One-Pan Pork Carnitas Tacos with Lettuce, Onion, and a Lime Crema

(from castro15’s recipe box)

Categories: Mexican

Ingredients

  • 1 Red Onion
  • 1 Poblano Pepper
  • 1/2 ounce Cilantro
  • 1 Romaine Lettuce
  • 1 Lime
  • 2 tablespoon White Wine Vinegar
  • 20 ounce Ground Pork
  • 1 tablespoon Fajita Spice Blend
  • 2 tablespoon Tomato Paste
  • 1 Chicken Stock Concentrate
  • 4 tablespoon Sour Cream
  • 12 Flour Tortillas
  • 1/2 cup Monterey Jack Cheese
  • 4 teaspoon Olive Oil*
  • 2 teaspoon Sugar
  • Salt
  • Pepper

Directions

  1. Wash and dry all produce. Peel and halve onion. Finely chop one half; very thinly slice other half from pole to pole. Core, seed, and finely chop poblano. Roughly chop cilantro. Thinly slice lettuce crosswise into shreds. Cut lime in half. Cut one half into wedges.

  2. Add sliced onion, white wine vinegar, 2 tsp sugar, ½ tsp salt, and 1 TBSP water to a medium bowl. Toss until sugar and salt are mostly dissolved. Set aside to marinate, tossing occasionally.

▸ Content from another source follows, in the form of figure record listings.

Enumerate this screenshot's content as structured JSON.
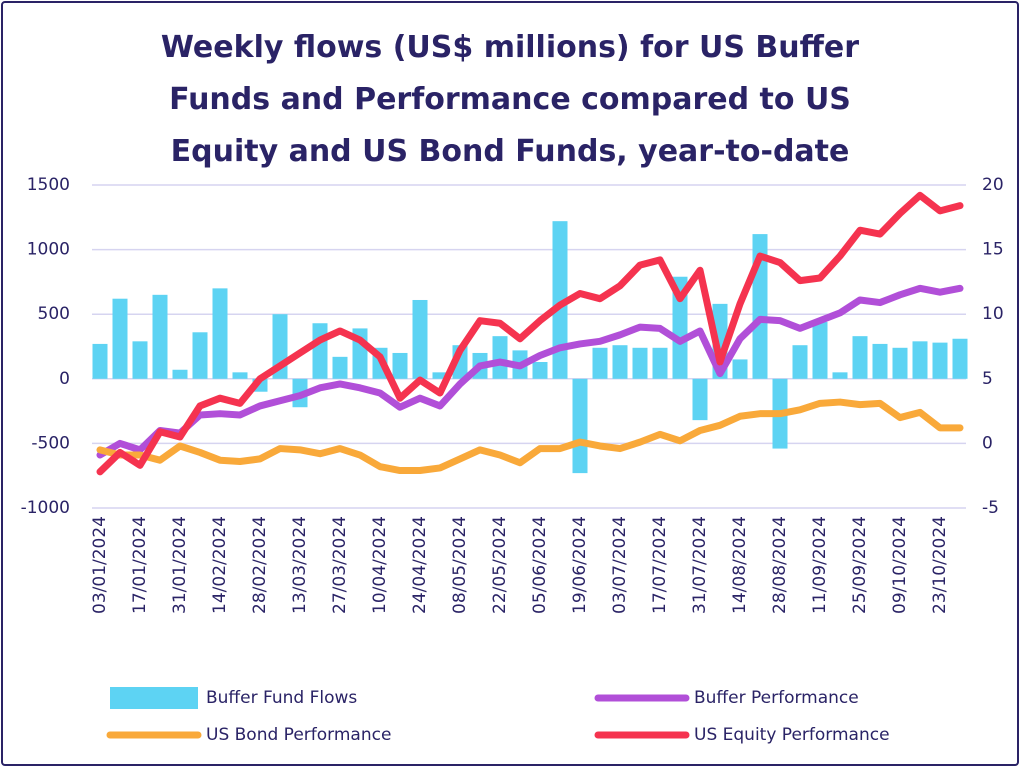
{
  "chart_data": {
    "type": "bar-line",
    "title": "Weekly flows (US$ millions) for US Buffer Funds and Performance compared to US Equity and US Bond Funds, year-to-date",
    "categories": [
      "03/01/2024",
      null,
      "17/01/2024",
      null,
      "31/01/2024",
      null,
      "14/02/2024",
      null,
      "28/02/2024",
      null,
      "13/03/2024",
      null,
      "27/03/2024",
      null,
      "10/04/2024",
      null,
      "24/04/2024",
      null,
      "08/05/2024",
      null,
      "22/05/2024",
      null,
      "05/06/2024",
      null,
      "19/06/2024",
      null,
      "03/07/2024",
      null,
      "17/07/2024",
      null,
      "31/07/2024",
      null,
      "14/08/2024",
      null,
      "28/08/2024",
      null,
      "11/09/2024",
      null,
      "25/09/2024",
      null,
      "09/10/2024",
      null,
      "23/10/2024",
      null
    ],
    "series": [
      {
        "name": "Buffer Fund Flows",
        "type": "bar",
        "color": "#5dd3f3",
        "values": [
          270,
          620,
          290,
          650,
          70,
          360,
          700,
          50,
          -100,
          500,
          -220,
          430,
          170,
          390,
          240,
          200,
          610,
          50,
          260,
          200,
          330,
          220,
          130,
          1220,
          -730,
          240,
          260,
          240,
          240,
          790,
          -320,
          580,
          150,
          1120,
          -540,
          260,
          440,
          50,
          330,
          270,
          240,
          290,
          280,
          310
        ]
      },
      {
        "name": "Buffer Performance",
        "type": "line",
        "axis": "y2",
        "color": "#b14fd8",
        "values": [
          -0.9,
          0,
          -0.5,
          1.0,
          0.8,
          2.2,
          2.3,
          2.2,
          2.9,
          3.3,
          3.7,
          4.3,
          4.6,
          4.3,
          3.9,
          2.8,
          3.5,
          2.9,
          4.6,
          6.0,
          6.3,
          6.0,
          6.8,
          7.4,
          7.7,
          7.9,
          8.4,
          9.0,
          8.9,
          7.9,
          8.7,
          5.4,
          8.1,
          9.6,
          9.5,
          8.9,
          9.5,
          10.1,
          11.1,
          10.9,
          11.5,
          12.0,
          11.7,
          12.0
        ]
      },
      {
        "name": "US Bond Performance",
        "type": "line",
        "axis": "y2",
        "color": "#f9a93a",
        "values": [
          -0.5,
          -0.9,
          -0.9,
          -1.3,
          -0.2,
          -0.7,
          -1.3,
          -1.4,
          -1.2,
          -0.4,
          -0.5,
          -0.8,
          -0.4,
          -0.9,
          -1.8,
          -2.1,
          -2.1,
          -1.9,
          -1.2,
          -0.5,
          -0.9,
          -1.5,
          -0.4,
          -0.4,
          0.1,
          -0.2,
          -0.4,
          0.1,
          0.7,
          0.2,
          1.0,
          1.4,
          2.1,
          2.3,
          2.3,
          2.6,
          3.1,
          3.2,
          3.0,
          3.1,
          2.0,
          2.4,
          1.2,
          1.2
        ]
      },
      {
        "name": "US Equity Performance",
        "type": "line",
        "axis": "y2",
        "color": "#f5334f",
        "values": [
          -2.2,
          -0.7,
          -1.7,
          0.9,
          0.5,
          2.9,
          3.5,
          3.1,
          5.0,
          6.0,
          7.0,
          8.0,
          8.7,
          8.0,
          6.7,
          3.5,
          4.9,
          3.9,
          7.2,
          9.5,
          9.3,
          8.1,
          9.5,
          10.7,
          11.6,
          11.2,
          12.2,
          13.8,
          14.2,
          11.2,
          13.4,
          6.3,
          10.8,
          14.5,
          14.0,
          12.6,
          12.8,
          14.5,
          16.5,
          16.2,
          17.8,
          19.2,
          18.0,
          18.4
        ]
      }
    ],
    "ylim": [
      -1000,
      1500
    ],
    "yticks": [
      -1000,
      -500,
      0,
      500,
      1000,
      1500
    ],
    "y2lim": [
      -5,
      20
    ],
    "y2ticks": [
      -5,
      0,
      5,
      10,
      15,
      20
    ],
    "grid": true
  }
}
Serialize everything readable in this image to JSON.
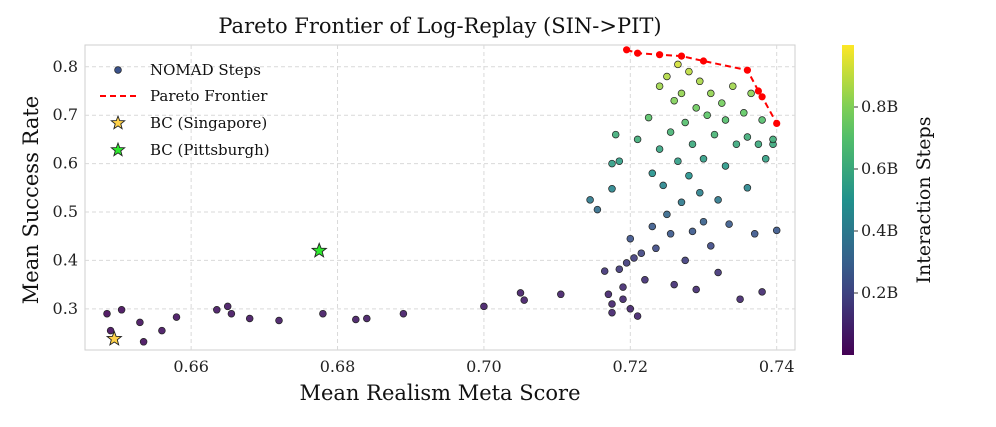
{
  "chart_data": {
    "type": "scatter",
    "title": "Pareto Frontier of Log-Replay (SIN->PIT)",
    "xlabel": "Mean Realism Meta Score",
    "ylabel": "Mean Success Rate",
    "xlim": [
      0.6455,
      0.7425
    ],
    "ylim": [
      0.215,
      0.845
    ],
    "x_ticks": [
      "0.66",
      "0.68",
      "0.70",
      "0.72",
      "0.74"
    ],
    "y_ticks": [
      "0.3",
      "0.4",
      "0.5",
      "0.6",
      "0.7",
      "0.8"
    ],
    "grid": true,
    "legend_position": "top-left",
    "colorbar": {
      "label": "Interaction Steps",
      "colormap": "viridis",
      "range_B": [
        0.0,
        1.0
      ],
      "ticks": [
        "0.2B",
        "0.4B",
        "0.6B",
        "0.8B"
      ]
    },
    "legend": [
      {
        "label": "NOMAD Steps",
        "marker": "circle"
      },
      {
        "label": "Pareto Frontier",
        "marker": "dashed-line",
        "color": "#ff0000"
      },
      {
        "label": "BC (Singapore)",
        "marker": "star",
        "color": "#ffd24a"
      },
      {
        "label": "BC (Pittsburgh)",
        "marker": "star",
        "color": "#2ee82e"
      }
    ],
    "series": [
      {
        "name": "NOMAD Steps",
        "note_colour": "colour = interaction steps (billions)",
        "points": [
          [
            0.6485,
            0.29,
            0.02
          ],
          [
            0.649,
            0.255,
            0.03
          ],
          [
            0.6505,
            0.298,
            0.03
          ],
          [
            0.653,
            0.272,
            0.04
          ],
          [
            0.6535,
            0.232,
            0.03
          ],
          [
            0.656,
            0.255,
            0.05
          ],
          [
            0.658,
            0.283,
            0.05
          ],
          [
            0.6635,
            0.298,
            0.06
          ],
          [
            0.665,
            0.305,
            0.06
          ],
          [
            0.6655,
            0.29,
            0.06
          ],
          [
            0.668,
            0.28,
            0.06
          ],
          [
            0.672,
            0.276,
            0.07
          ],
          [
            0.678,
            0.29,
            0.07
          ],
          [
            0.6825,
            0.278,
            0.07
          ],
          [
            0.684,
            0.28,
            0.07
          ],
          [
            0.689,
            0.29,
            0.08
          ],
          [
            0.7,
            0.305,
            0.08
          ],
          [
            0.705,
            0.333,
            0.08
          ],
          [
            0.7055,
            0.318,
            0.08
          ],
          [
            0.7105,
            0.33,
            0.09
          ],
          [
            0.7145,
            0.525,
            0.4
          ],
          [
            0.7155,
            0.505,
            0.35
          ],
          [
            0.7165,
            0.378,
            0.15
          ],
          [
            0.717,
            0.33,
            0.1
          ],
          [
            0.7175,
            0.31,
            0.1
          ],
          [
            0.7175,
            0.292,
            0.1
          ],
          [
            0.7175,
            0.548,
            0.45
          ],
          [
            0.7175,
            0.6,
            0.55
          ],
          [
            0.718,
            0.66,
            0.62
          ],
          [
            0.7185,
            0.382,
            0.16
          ],
          [
            0.7185,
            0.605,
            0.55
          ],
          [
            0.719,
            0.345,
            0.12
          ],
          [
            0.719,
            0.32,
            0.11
          ],
          [
            0.7195,
            0.395,
            0.17
          ],
          [
            0.72,
            0.445,
            0.25
          ],
          [
            0.72,
            0.3,
            0.1
          ],
          [
            0.7205,
            0.405,
            0.18
          ],
          [
            0.721,
            0.65,
            0.62
          ],
          [
            0.721,
            0.285,
            0.1
          ],
          [
            0.7215,
            0.415,
            0.2
          ],
          [
            0.722,
            0.36,
            0.13
          ],
          [
            0.7225,
            0.695,
            0.72
          ],
          [
            0.723,
            0.47,
            0.28
          ],
          [
            0.723,
            0.58,
            0.5
          ],
          [
            0.7235,
            0.425,
            0.22
          ],
          [
            0.724,
            0.63,
            0.58
          ],
          [
            0.724,
            0.76,
            0.85
          ],
          [
            0.7245,
            0.555,
            0.45
          ],
          [
            0.725,
            0.78,
            0.88
          ],
          [
            0.725,
            0.495,
            0.33
          ],
          [
            0.7255,
            0.665,
            0.65
          ],
          [
            0.7255,
            0.455,
            0.27
          ],
          [
            0.726,
            0.73,
            0.8
          ],
          [
            0.726,
            0.35,
            0.13
          ],
          [
            0.7265,
            0.605,
            0.55
          ],
          [
            0.7265,
            0.805,
            0.93
          ],
          [
            0.727,
            0.52,
            0.4
          ],
          [
            0.727,
            0.745,
            0.83
          ],
          [
            0.7275,
            0.685,
            0.7
          ],
          [
            0.7275,
            0.4,
            0.18
          ],
          [
            0.728,
            0.575,
            0.5
          ],
          [
            0.728,
            0.79,
            0.9
          ],
          [
            0.7285,
            0.46,
            0.27
          ],
          [
            0.7285,
            0.64,
            0.6
          ],
          [
            0.729,
            0.715,
            0.77
          ],
          [
            0.729,
            0.34,
            0.12
          ],
          [
            0.7295,
            0.54,
            0.43
          ],
          [
            0.7295,
            0.77,
            0.87
          ],
          [
            0.73,
            0.61,
            0.55
          ],
          [
            0.73,
            0.48,
            0.3
          ],
          [
            0.7305,
            0.7,
            0.73
          ],
          [
            0.731,
            0.43,
            0.22
          ],
          [
            0.731,
            0.745,
            0.83
          ],
          [
            0.7315,
            0.66,
            0.65
          ],
          [
            0.732,
            0.525,
            0.4
          ],
          [
            0.732,
            0.375,
            0.15
          ],
          [
            0.7325,
            0.725,
            0.78
          ],
          [
            0.733,
            0.595,
            0.53
          ],
          [
            0.733,
            0.69,
            0.7
          ],
          [
            0.7335,
            0.475,
            0.28
          ],
          [
            0.734,
            0.76,
            0.85
          ],
          [
            0.7345,
            0.64,
            0.6
          ],
          [
            0.735,
            0.32,
            0.11
          ],
          [
            0.7355,
            0.705,
            0.75
          ],
          [
            0.736,
            0.55,
            0.45
          ],
          [
            0.736,
            0.655,
            0.62
          ],
          [
            0.7365,
            0.745,
            0.82
          ],
          [
            0.737,
            0.455,
            0.26
          ],
          [
            0.7375,
            0.64,
            0.6
          ],
          [
            0.738,
            0.335,
            0.12
          ],
          [
            0.738,
            0.69,
            0.7
          ],
          [
            0.7385,
            0.61,
            0.56
          ],
          [
            0.7395,
            0.64,
            0.6
          ],
          [
            0.74,
            0.462,
            0.27
          ],
          [
            0.7395,
            0.65,
            0.62
          ]
        ]
      },
      {
        "name": "Pareto Frontier",
        "x": [
          0.7195,
          0.721,
          0.724,
          0.727,
          0.73,
          0.736,
          0.7375,
          0.738,
          0.74
        ],
        "y": [
          0.835,
          0.828,
          0.825,
          0.822,
          0.812,
          0.793,
          0.75,
          0.738,
          0.683
        ]
      },
      {
        "name": "BC (Singapore)",
        "x": [
          0.6495
        ],
        "y": [
          0.238
        ]
      },
      {
        "name": "BC (Pittsburgh)",
        "x": [
          0.6775
        ],
        "y": [
          0.42
        ]
      }
    ]
  }
}
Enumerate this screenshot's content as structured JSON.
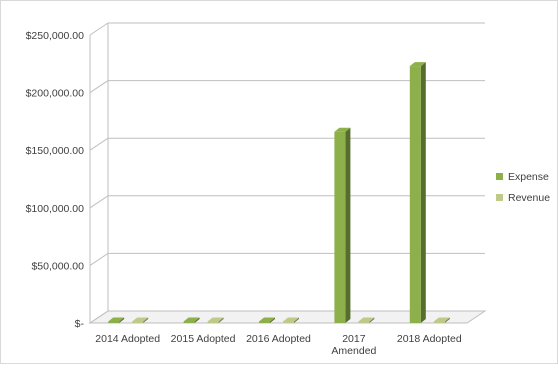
{
  "chart_data": {
    "type": "bar",
    "style": "3d-clustered-column",
    "categories": [
      "2014 Adopted",
      "2015 Adopted",
      "2016 Adopted",
      "2017 Amended",
      "2018 Adopted"
    ],
    "category_tick_labels": [
      [
        "2014 Adopted"
      ],
      [
        "2015 Adopted"
      ],
      [
        "2016 Adopted"
      ],
      [
        "2017",
        "Amended"
      ],
      [
        "2018 Adopted"
      ]
    ],
    "series": [
      {
        "name": "Expense",
        "color": "#8db04a",
        "values": [
          0,
          0,
          0,
          166000,
          223000
        ]
      },
      {
        "name": "Revenue",
        "color": "#bfc98a",
        "values": [
          0,
          0,
          0,
          0,
          0
        ]
      }
    ],
    "ylim": [
      0,
      250000
    ],
    "y_ticks": [
      0,
      50000,
      100000,
      150000,
      200000,
      250000
    ],
    "y_tick_labels": [
      "$-",
      "$50,000.00",
      "$100,000.00",
      "$150,000.00",
      "$200,000.00",
      "$250,000.00"
    ],
    "grid": true,
    "legend_position": "right",
    "title": "",
    "xlabel": "",
    "ylabel": ""
  }
}
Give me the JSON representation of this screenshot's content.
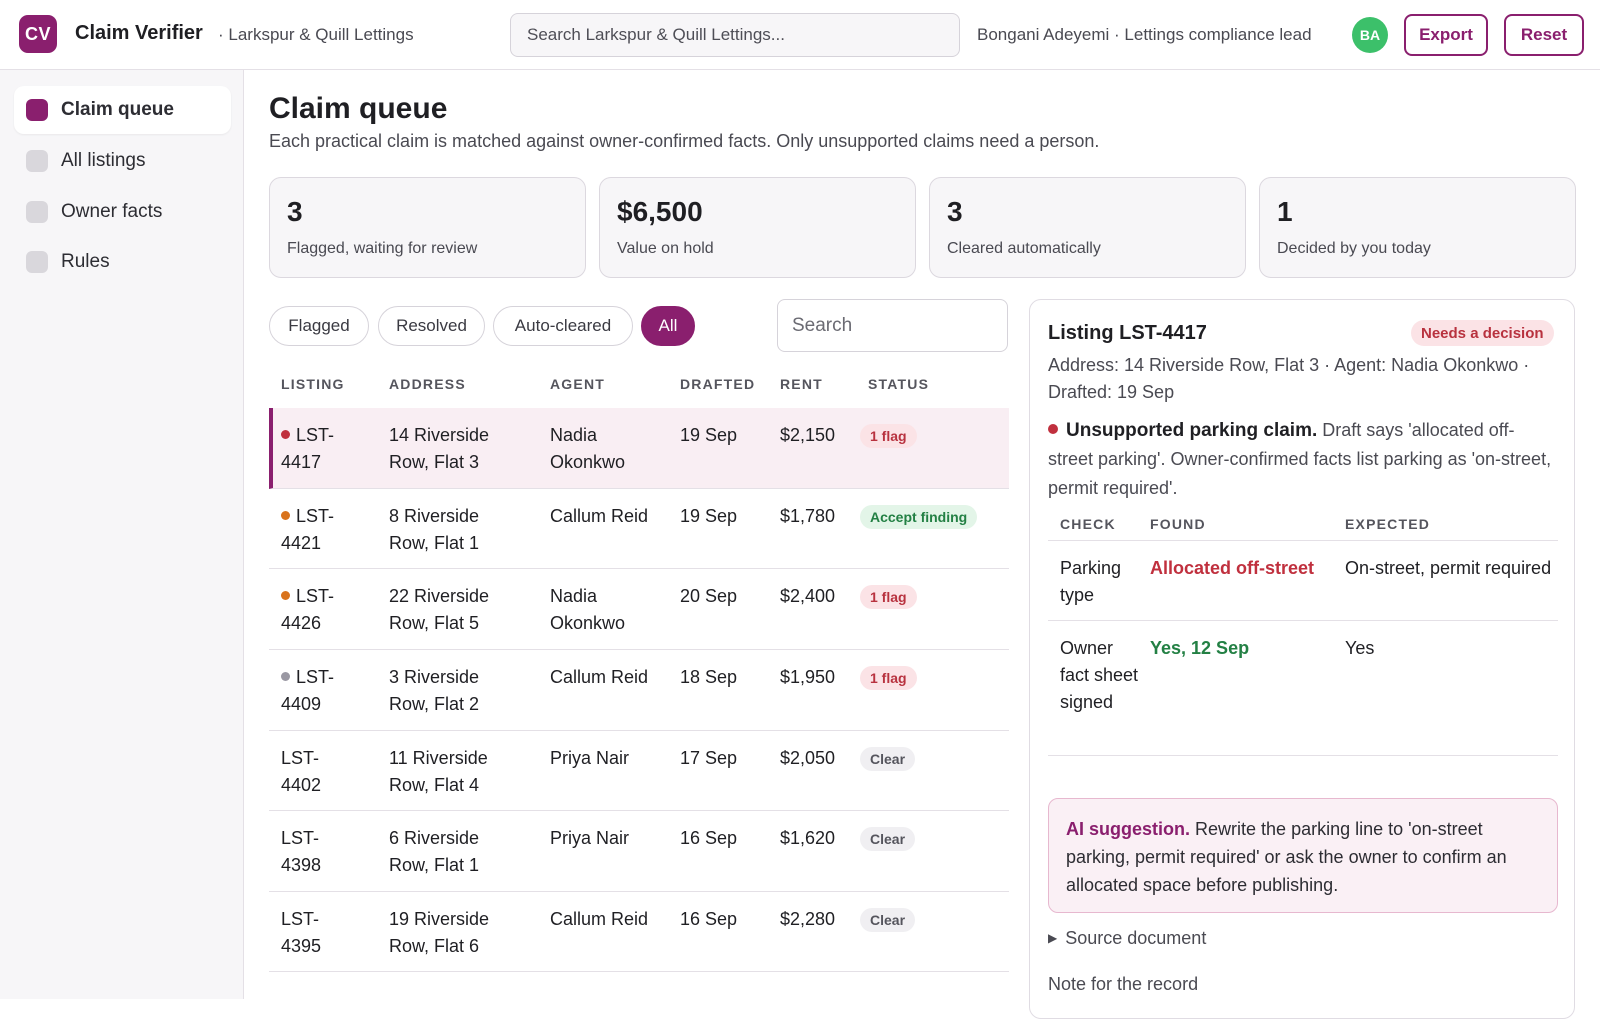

  3. Heat a large drizzle of olive oil in a large pan over medium-high heat. Add pork and season with salt and pepper. Cook, breaking up meat into pieces, until browned, 4-5 minutes. Transfer to a plate using a slotted spoon. Pour out and discard any excess grease in pan.

  4. Heat another large drizzle of olive oil in same pan over medium-high heat. Add chopped onion and poblano. Season with salt and pepper. Cook until softened, 3-4 minutes. Add pork to pan along with fajita spice, 2 TBSP tomato paste (we sent more), stock concentrate, and 2 TBSP water. Cook, stirring, until everything comes together in a saucy mixture, 2-3 minutes.

  5. Combine sour cream, a squeeze of lime juice, and a pinch of salt and pepper in a small bowl. Stir in a splash or two of water to give crema a drizzly consistency. Meanwhile, wrap tortillas in a damp paper towel and microwave on high until warm, about 30 seconds.

  6. Divide filling, lettuce, cheese, cilantro, pickled onion, and crema between tortillas. (TIP: You can put everything in individual serving bowls and let everyone assemble their own tacos.) Serve with lime wedges on the side for squeezing over.